While the question posed in the article’s title confounds even the authors who posed it, they do suggest paths to resolution. And they call on the federal government to provide “a clearer and better legal answer.”

The destruction wrought by hurricane Maria does not change Issacharoff or Gillette’s takes on the island’s pre-storm woes, but, Issacharoff says, it makes the problems “all the more acute.” With Puerto Rico’s economy now on life support, the PROMESA board “has a tougher job, not necessarily a different job,” says Gillette.

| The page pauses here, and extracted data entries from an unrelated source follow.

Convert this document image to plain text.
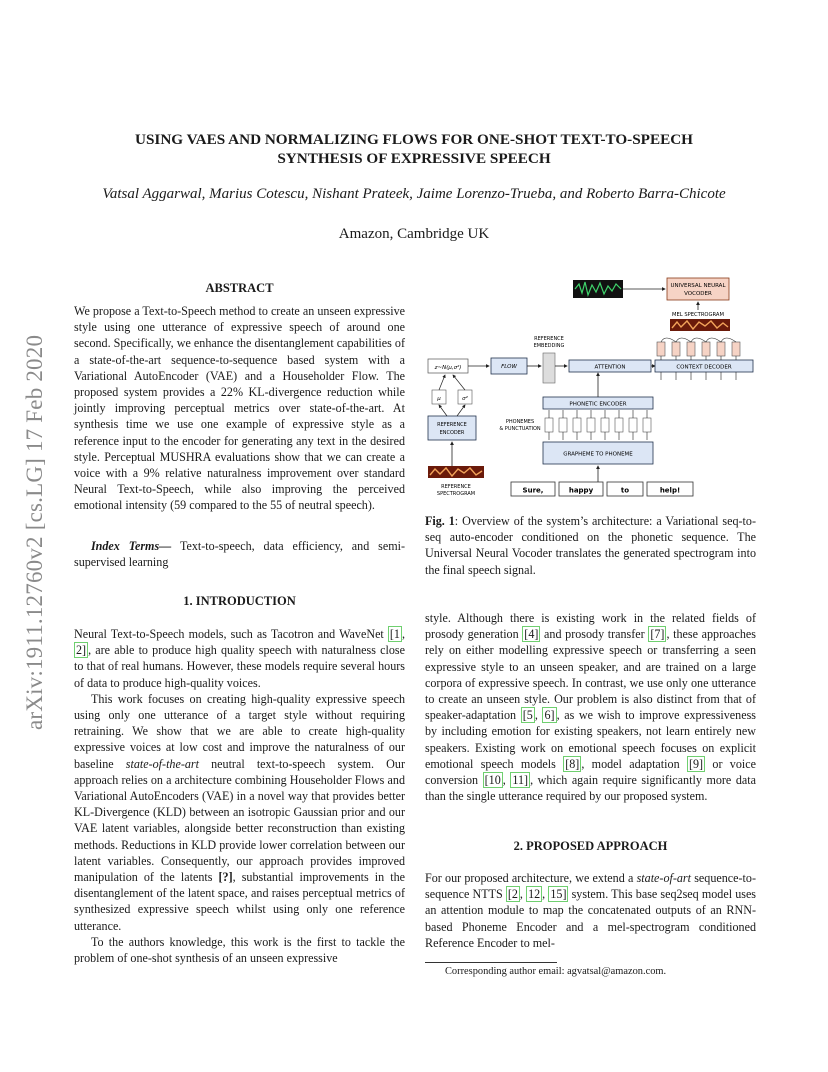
USING VAES AND NORMALIZING FLOWS FOR ONE-SHOT TEXT-TO-SPEECH
SYNTHESIS OF EXPRESSIVE SPEECH
Vatsal Aggarwal, Marius Cotescu, Nishant Prateek, Jaime Lorenzo-Trueba, and Roberto Barra-Chicote
Amazon, Cambridge UK
arXiv:1911.12760v2 [cs.LG] 17 Feb 2020
ABSTRACT

We propose a Text-to-Speech method to create an unseen expressive style using one utterance of expressive speech of around one second. Specifically, we enhance the disentanglement capabilities of a state-of-the-art sequence-to-sequence based system with a Variational AutoEncoder (VAE) and a Householder Flow. The proposed system provides a 22% KL-divergence reduction while jointly improving perceptual metrics over state-of-the-art. At synthesis time we use one example of expressive style as a reference input to the encoder for generating any text in the desired style. Perceptual MUSHRA evaluations show that we can create a voice with a 9% relative naturalness improvement over standard Neural Text-to-Speech, while also improving the perceived emotional intensity (59 compared to the 55 of neutral speech).

Index Terms— Text-to-speech, data efficiency, and semi-supervised learning

1. INTRODUCTION

Neural Text-to-Speech models, such as Tacotron and WaveNet [1 , 2] , are able to produce high quality speech with naturalness close to that of real humans. However, these models require several hours of data to produce high-quality voices.

This work focuses on creating high-quality expressive speech using only one utterance of a target style without requiring retraining. We show that we are able to create high-quality expressive voices at low cost and improve the naturalness of our baseline state-of-the-art neutral text-to-speech system. Our approach relies on a architecture combining Householder Flows and Variational AutoEncoders (VAE) in a novel way that provides better KL-Divergence (KLD) between an isotropic Gaussian prior and our VAE latent variables, alongside better reconstruction than existing methods. Reductions in KLD provide lower correlation between our latent variables. Consequently, our approach provides improved manipulation of the latents [?], substantial improvements in the disentanglement of the latent space, and raises perceptual metrics of synthesized expressive speech whilst using only one reference utterance.

To the authors knowledge, this work is the first to tackle the problem of one-shot synthesis of an unseen expressive

UNIVERSAL NEURAL
VOCODER
MEL SPECTROGRAM
REFERENCE
EMBEDDING
z~N(μ,σ²)	FLOW	ATTENTION	CONTEXT DECODER
μ	σ²
REFERENCE
ENCODER
PHONETIC ENCODER
PHONEMES
& PUNCTUATION
GRAPHEME TO PHONEME
REFERENCE
SPECTROGRAM	Sure,	happy	to	help!

Fig. 1: Overview of the system’s architecture: a Variational seq-to-seq auto-encoder conditioned on the phonetic sequence. The Universal Neural Vocoder translates the generated spectrogram into the final speech signal.

style. Although there is existing work in the related fields of prosody generation [4] and prosody transfer [7] , these approaches rely on either modelling expressive speech or transferring a seen expressive style to an unseen speaker, and are trained on a large corpora of expressive speech. In contrast, we use only one utterance to create an unseen style. Our problem is also distinct from that of speaker-adaptation [5 , 6] , as we wish to improve expressiveness by including emotion for existing speakers, not learn entirely new speakers. Existing work on emotional speech focuses on explicit emotional speech models [8] , model adaptation [9] or voice conversion [10 , 11] , which again require significantly more data than the single utterance required by our proposed system.

2. PROPOSED APPROACH

For our proposed architecture, we extend a state-of-art sequence-to-sequence NTTS [2 , 12 , 15] system. This base seq2seq model uses an attention module to map the concatenated outputs of an RNN-based Phoneme Encoder and a mel-spectrogram conditioned Reference Encoder to mel-

Corresponding author email: agvatsal@amazon.com.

The hurricane “converted a primarily fiscal crisis into a humanitarian crisis,” says PROMESA board member Gonzalez. “Where once we saw the island as being able to succeed … primarily without federal assistance, the enormous cost now required to rebuild the infrastructure could not be accomplished without federal assistance,” he says, adding that “substantial federal funds have been made available.”

But it wasn’t immediately clear how much assistance would be forthcoming. “Under President Trump,” Issacharoff notes, “Maria was a moment where the federal government was initially saying, ‘Not only do you not have rights vis-à-vis us, but maybe we don’t have responsibilities vis-à-vis you.’” As he and his co-authors put it in their article, “Even in the midst of a natural disaster, there was no escaping the exposed wound of the political status of Puerto Rico.”